The young generation nowadays enjoy spontaneous and independent trips. A visa exemption will give them another excuse to do this, said Zhang Guangrui, director of the tourism research center with the Chinese Academy of Social Sciences.
Song Meidan, a manager of a Beijing-based travel agency, echoed Zhang’s views, but added the package tour business will benefit less from the policy because Thailand already offers visas on arrival and China’s newly released tourism law has dampened the booming trend.
China’s first tourism law that took effect on Oct 1 bans travel agencies, which heavily rely on package tours, from offering rock bottom prices but adds hidden costs such as mandatory shopping outings.
In response, travel agencies raised tour package prices and lost many potential clients.
“One reason for Thailand’s popularity among the Chinese is its low cost. If it was as expensive as a trip to Europe, which do you think people would choose?” Song asked.
However, Vichit said most Chinese still prefer group tours when they travel to a country for the first time.
“Only 20 million Chinese tourists visited Thailand over the past two decades, while 400 million Chinese can afford to travel overseas now.

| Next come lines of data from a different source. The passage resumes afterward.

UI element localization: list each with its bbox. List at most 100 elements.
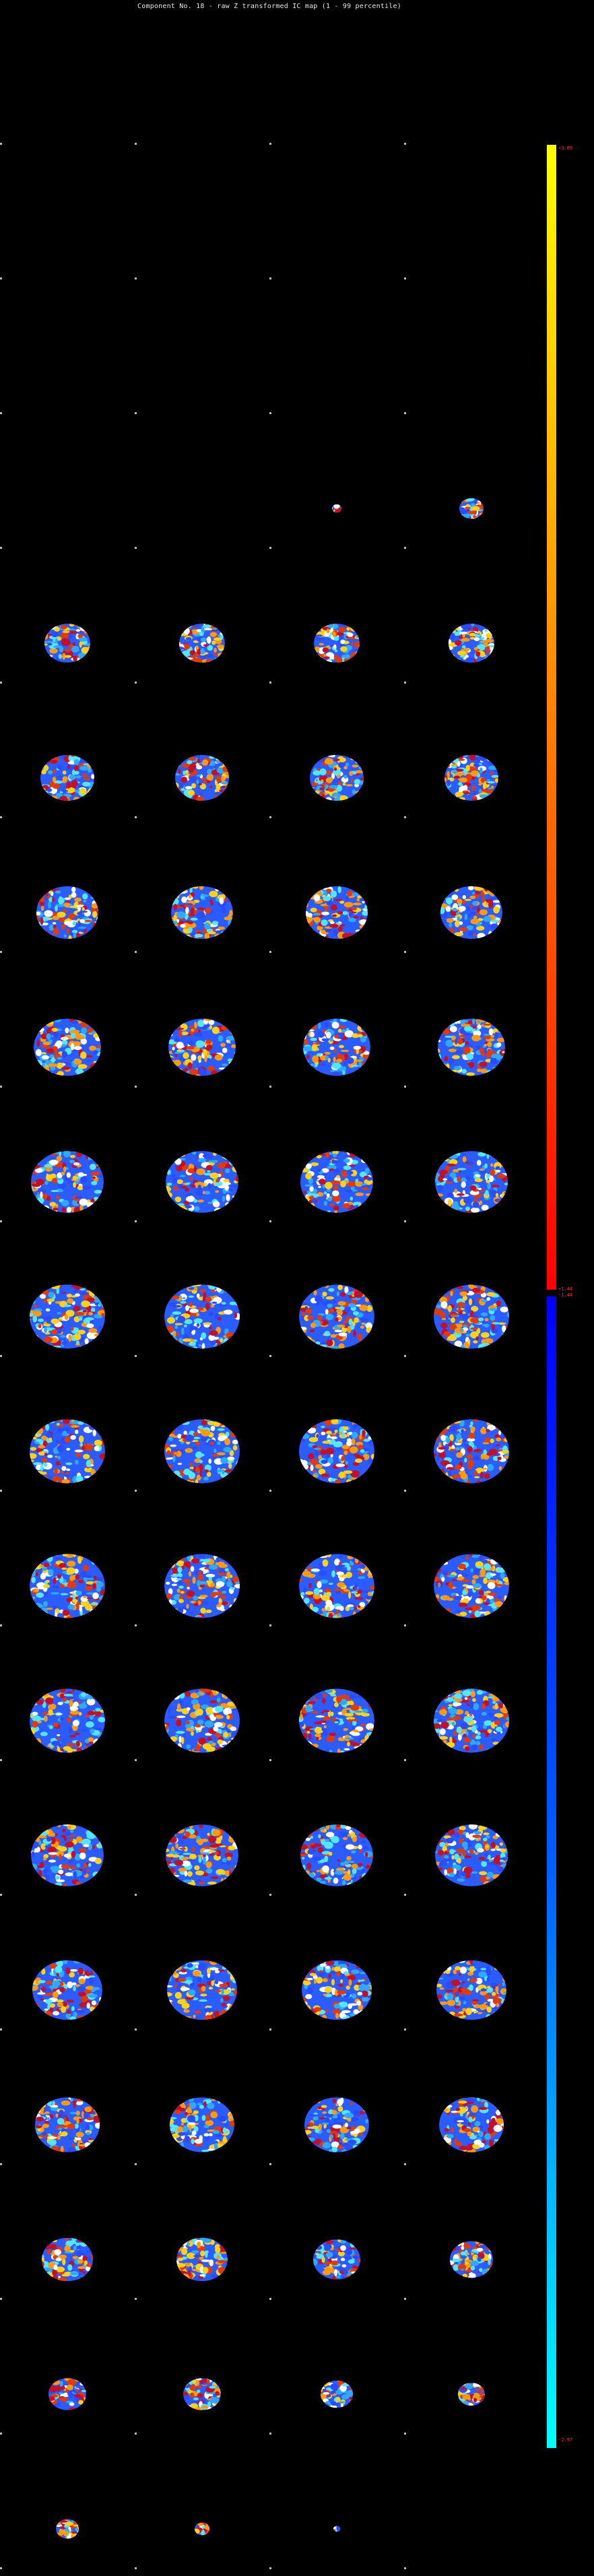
slice-marker <box>404 412 406 414</box>
brain-slice <box>42 2237 93 2282</box>
brain-slice <box>300 1824 373 1886</box>
slice-marker <box>0 2163 2 2165</box>
brain-slice <box>170 2097 234 2152</box>
brain-slice <box>164 1419 240 1484</box>
slice-marker <box>135 951 137 953</box>
slice-marker <box>404 2163 406 2165</box>
slice-marker <box>135 1355 137 1357</box>
slice-marker <box>135 1759 137 1761</box>
slice-marker <box>0 1220 2 1222</box>
brain-slice <box>167 1960 237 2020</box>
slice-marker <box>269 1355 271 1357</box>
slice-marker <box>404 547 406 549</box>
slice-marker <box>269 816 271 818</box>
figure-title: Component No. 18 - raw Z transformed IC … <box>137 3 401 10</box>
slice-marker <box>404 1759 406 1761</box>
slice-marker <box>404 2567 406 2569</box>
slice-marker <box>269 1894 271 1896</box>
slice-marker <box>135 816 137 818</box>
brain-slice <box>303 1018 370 1076</box>
brain-slice <box>304 2097 369 2152</box>
brain-slice <box>436 1960 506 2020</box>
brain-slice <box>31 1151 104 1213</box>
slice-marker <box>404 1355 406 1357</box>
slice-marker <box>135 547 137 549</box>
brain-slice <box>35 2097 100 2152</box>
slice-marker <box>0 1894 2 1896</box>
brain-slice <box>179 624 225 663</box>
brain-slice <box>299 1688 374 1753</box>
brain-slice <box>450 2241 493 2278</box>
slice-marker <box>269 682 271 684</box>
brain-slice <box>166 1824 238 1886</box>
brain-slice <box>458 2383 485 2406</box>
brain-slice <box>299 1419 374 1484</box>
brain-slice <box>444 755 498 801</box>
brain-slice <box>299 1284 374 1349</box>
brain-slice <box>459 498 484 519</box>
slice-marker <box>135 1220 137 1222</box>
brain-slice <box>310 755 364 801</box>
brain-slice <box>40 755 94 801</box>
slice-marker <box>404 1624 406 1626</box>
slice-marker <box>404 951 406 953</box>
brain-slice <box>321 2380 353 2408</box>
colorbar <box>547 145 556 2448</box>
slice-marker <box>135 1894 137 1896</box>
colorbar-positive <box>547 145 556 1290</box>
slice-marker <box>269 547 271 549</box>
brain-slice <box>435 1151 508 1213</box>
slice-marker <box>0 951 2 953</box>
slice-marker <box>404 143 406 145</box>
brain-slice <box>30 1688 105 1753</box>
slice-marker <box>269 277 271 279</box>
brain-slice <box>166 1151 238 1213</box>
slice-marker <box>0 1355 2 1357</box>
slice-marker <box>404 2433 406 2435</box>
slice-marker <box>269 2567 271 2569</box>
brain-slice <box>176 2237 228 2282</box>
brain-slice <box>434 1688 509 1753</box>
slice-marker <box>0 277 2 279</box>
brain-slice <box>164 1688 240 1753</box>
slice-marker <box>0 816 2 818</box>
brain-slice <box>36 886 98 939</box>
colorbar-pos-min-label: +1.44 <box>558 1286 573 1292</box>
slice-marker <box>269 2298 271 2300</box>
slice-marker <box>135 2163 137 2165</box>
brain-slice <box>332 504 341 513</box>
slice-marker <box>269 1220 271 1222</box>
slice-marker <box>135 682 137 684</box>
slice-marker <box>0 412 2 414</box>
slice-marker <box>135 2298 137 2300</box>
slice-marker <box>135 412 137 414</box>
colorbar-min-label: -2.97 <box>558 2437 573 2443</box>
brain-slice <box>438 1018 505 1076</box>
colorbar-neg-max-label: -1.44 <box>558 1292 573 1298</box>
slice-marker <box>269 1086 271 1088</box>
slice-marker <box>135 2567 137 2569</box>
slice-marker <box>0 547 2 549</box>
slice-marker <box>0 143 2 145</box>
brain-slice <box>34 1018 101 1076</box>
brain-slice <box>164 1284 240 1349</box>
brain-slice <box>48 2378 86 2410</box>
slice-marker <box>135 1086 137 1088</box>
slice-marker <box>0 2028 2 2030</box>
slice-marker <box>135 1624 137 1626</box>
slice-marker <box>0 1086 2 1088</box>
slice-marker <box>269 143 271 145</box>
slice-marker <box>0 2433 2 2435</box>
slice-marker <box>269 1490 271 1492</box>
slice-marker <box>269 2433 271 2435</box>
brain-slice <box>440 886 502 939</box>
slice-marker <box>0 1624 2 1626</box>
slice-marker <box>404 2298 406 2300</box>
brain-slice <box>434 1554 509 1618</box>
brain-slice <box>32 1960 102 2020</box>
slice-marker <box>269 1759 271 1761</box>
brain-slice <box>434 1419 509 1484</box>
slice-marker <box>135 2433 137 2435</box>
slice-marker <box>404 277 406 279</box>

For Chinese in second- and third-tier cities, package tours are still the top choice,” he added.
Kanjana Boonsopa, a Thai hotel staff member in Bangkok, said she would like to see more Chinese visitors. “It’s good for business,” she said.
Chutinunta Agukrikul, marketing director of the Bangkok-based Central Department Store Ltd, said, “We would certainly welcome even more Chinese shoppers to our store.”
Pu Yue, production manager of Ctrip’s tourism department, predicts more than 20,000 Chinese travelers will visit Thailand using its services this year. The agency does not feel pressure regarding supply because the tourism industry is optimistic that Thailand’s tourism resources, such as flights and accommodation, will continue to grow.
Vichit from Thai CCT Group said Thailand has to better prepare itself to welcome more tourists through such methods as developing high-speed trains and strengthening security and sanitary works. “Waiving visas is not just a technical procedure but shows a high-level of trust and friendliness between two countries, which will make the two peoples feel comfortable in each other’s country,” he said.